Наконец, когда Михаил, сбежав, рыбачил на острове, в отмель толкнулась лодка Калины. Калина сел рядом с князем на кромку исады.

– Поехали в Чердынь, князь, – попросил он. – Знаю, что в твоей душе. Не верь себе. Не человек она. Чертовка. Ламия. Нет счастья выше любви ламии, но любовь эта сжигает, не грея. Погубишь душу христианскую. А ее душа не богом вдохнута. Из земли она пришла, от дьявола, колдовством пермским из пекла выволочена. Ламии – не бабы, князь, хоть и слаще любой бабы. Оборотни. Это сама Сорни-Най в человечьем обличье. Спалит любовью, и будешь делать, что она пожелает. Волю свою на демонскую променяешь. Я тоже ламию любил, князь. Землю есть был готов, но ей не сдался. Обожгла она меня всего, кровь отравила, жизнь хуже пытки стала, но я выдюжил. А ты больно молод еще… Откажись. Пропадешь.

– А мертвецом жить, как раньше, лучше, что ли? – тихо спросил князь.

– Не знаю. Но когда я понял, что моя Айчейль – ламия, мне показалось, что лучше быть мертвецом. А с ламией даже умереть не сможешь. Любовь не отпустит.

– У меня в Усть-Выме няньку тоже звали Айчейль, – только и ответил князь.

На третью ночь он тихо поднялся с лежака, с ловкостью вора обогнул спящего у полога Бурмота и вынырнул под небо. Сопротивляться больше не было сил.

Над рощей демоновыми городищами пылали созвездия. В ветвях свистели, звенели, щелкали соловьи, словно там запуталось северное сияние. Сверкающая дорога Камы уносилась к Луне. В кромешной тьме князь видел каждую травинку. У Прокудливой Березы было пусто.

Михаил постоял, глубоко дыша холодным, черным камским ветром. И тут из-за Березы вышла Тиче, молча прислонилась к стволу плечом и щекой, положила на него ладонь.

– Не бойся меня, Михан… – тихо и жалобно позвала она.

Михаил шагнул ближе. Он робко обнял девушку за плечи и услышал, как на ее пояске зазвенели подвешенные на счастье лошадки-бубенчики. Прокудливая Береза растопырила корявые ветви, а над ними блестело лунное блюдо – как лик Золотой Бабы в руках человека с рогатым оленьим черепом на голове. И пение соловьев, чуть слышный звон лошадок-бубенчиков вдруг показались князю дальним отголоском победного вогульского рева: «Сорни-Най! Сорни-Най!..» Тиче всхлипнула и уткнулась Михаилу в грудь.
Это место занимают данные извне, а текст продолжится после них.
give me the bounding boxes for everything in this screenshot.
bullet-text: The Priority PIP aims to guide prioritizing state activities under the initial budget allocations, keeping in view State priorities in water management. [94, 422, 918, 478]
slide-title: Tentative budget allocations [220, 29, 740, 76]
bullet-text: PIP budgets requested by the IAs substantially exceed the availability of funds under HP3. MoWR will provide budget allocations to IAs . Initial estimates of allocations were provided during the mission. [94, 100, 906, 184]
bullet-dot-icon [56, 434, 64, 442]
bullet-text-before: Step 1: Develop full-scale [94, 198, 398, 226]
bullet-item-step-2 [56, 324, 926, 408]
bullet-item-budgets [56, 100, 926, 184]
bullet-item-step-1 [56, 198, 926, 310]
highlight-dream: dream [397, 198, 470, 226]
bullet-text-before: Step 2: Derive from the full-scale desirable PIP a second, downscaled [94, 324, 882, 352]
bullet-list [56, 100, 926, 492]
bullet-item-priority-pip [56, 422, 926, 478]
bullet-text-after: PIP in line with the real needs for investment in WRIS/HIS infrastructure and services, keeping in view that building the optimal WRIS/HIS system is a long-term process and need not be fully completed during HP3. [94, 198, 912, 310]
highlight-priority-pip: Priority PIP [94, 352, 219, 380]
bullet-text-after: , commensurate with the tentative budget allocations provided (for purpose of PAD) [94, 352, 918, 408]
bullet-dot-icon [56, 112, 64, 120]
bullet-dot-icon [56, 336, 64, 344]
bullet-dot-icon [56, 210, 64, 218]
– Боже… – застонал князь. – Боже… Я люблю тебя, Тиче…

Глава 11

Иона Пустоглазый

Васька, пятнадцатилетний князь Василий Ермолаевич Вымско-Вычегодский, писал: «…а еще, брат мой Миша, забери ты у меня епископа нашего Иону. Он епископ Пермский, пускай и в Перми Великой поживет хоть малость. Надоел он мне хуже горькой редьки. Боюсь, прибью».

Князь Михаил дочитал грамоту до конца, свернул берестяную полоску трубочкой и стал задумчиво постукивать ею по краю стола. Бурмот молча и неподвижно сидел на скамье. Полюд, покусывая усы, вырезал из сучка погремушку; завернутые в тряпицу сухие горошины торчали у него из-за голенища сапога. Тичерть кормила грудью Матвейку – трехмесячного княжонка Пермского. Роды нисколько не испортили ее; она стала даже словно бы тоньше, прозрачнее, и на побелевшем за долгую зиму лице тепло темнели черные глаза, будто проталины.